Use the `get_observations` MCP tool:
```
get_observations(ids=[11131, 10942])
```
**ALWAYS use `get_observations` for 2+ observations - single request vs N requests.**
**Parameters:**
- `ids` (array of numbers, required) - Observation IDs to fetch
- `orderBy` (string, optional) - "date_desc" (default), "date_asc"
- `limit` (number, optional) - Max observations to return
- `project` (string, optional) - Project name filter
**Returns:** Complete observation objects with title, subtitle, narrative, facts, concepts, files (~500-1000 tokens each)
## Examples
**Find recent bug fixes:**
```
search(query="bug", type="observations", obs_type="bugfix", limit=20, project="my-project")
```
**Find what happened last week:**
```
search(type="observations", dateStart="2025-11-11", limit=20, project="my-project")
```
**Understand context around a discovery:**
```
timeline(anchor=11131, depth_before=5, depth_after=5, project="my-project")
```
**Batch fetch details:**
```
get_observations(ids=[11131, 10942, 10855], orderBy="date_desc")
```
## Why This Workflow?
- **Search index:** ~50-100 tokens per result
- **Full observation:** ~500-1000 tokens each
- **Batch fetch:** 1 HTTP request vs N individual requests
- **10x token savings** by filtering before fetching
## Smart-Explore Language Support
Smart-explore tools (`smart_search`, `smart_outline`, `smart_unfold`) use tree-sitter AST parsing. The following languages are supported out of the box.
### 24 Bundled Languages
JS, TS, Python, Go, Rust, Ruby, Java, C, C++, Kotlin, Swift, PHP, Elixir, Lua, Scala, Bash, Haskell, Zig, CSS, SCSS, TOML, YAML, SQL, Markdown
### Markdown Special Support
Markdown files get structure-aware parsing beyond generic tree-sitter:
- **Heading hierarchy** -- `#`/`##`/`###` headings are extracted as nested symbols (sections contain subsections)
- **Code block detection** -- fenced code blocks are surfaced as `code` symbols with language annotation
- **Section-aware unfold** -- `smart_unfold` on a heading returns the full section content (heading through all subsections until the next heading of equal or higher level)
### User-Installable Grammars via `.claude-mem.json`
Add custom tree-sitter grammars for languages not in the bundled set.
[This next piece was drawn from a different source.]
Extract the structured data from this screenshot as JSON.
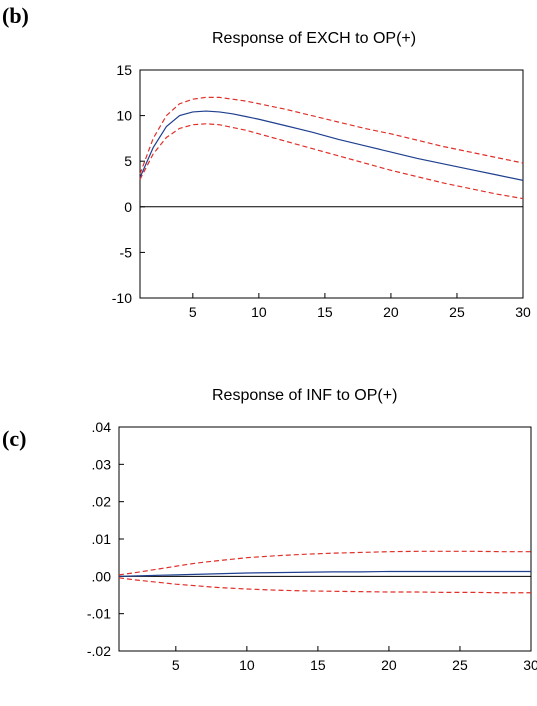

Place `.claude-mem.json` in the project root:
```json
{
"grammars": {
"gleam": {
"package": "tree-sitter-gleam",
"extensions": [".gleam"]
},
"protobuf": {
"package": "tree-sitter-proto",
"extensions": [".proto"],
"query": ".claude-mem/queries/proto.scm"
}
}
}
```
**Fields:**
- `package` (string, required) -- npm package name for the tree-sitter grammar
- `extensions` (array of strings, required) -- file extensions to associate with this language
- `query` (string, optional) -- path to a custom `.scm` query file for symbol extraction. If omitted, a generic query is used.
**Rules:**
- User grammars do NOT override bundled languages. If a language is already bundled, the entry is ignored.
- The npm package must be installed in the project (`npm install tree-sitter-gleam`).
- Config is cached per project root. Changes to `.claude-mem.json` take effect on next worker restart.
## Knowledge Agents
Want synthesized answers instead of raw records? Use `/knowledge-agent` to build a queryable corpus from your observation history. The knowledge agent reads all matching observations and answers questions conversationally.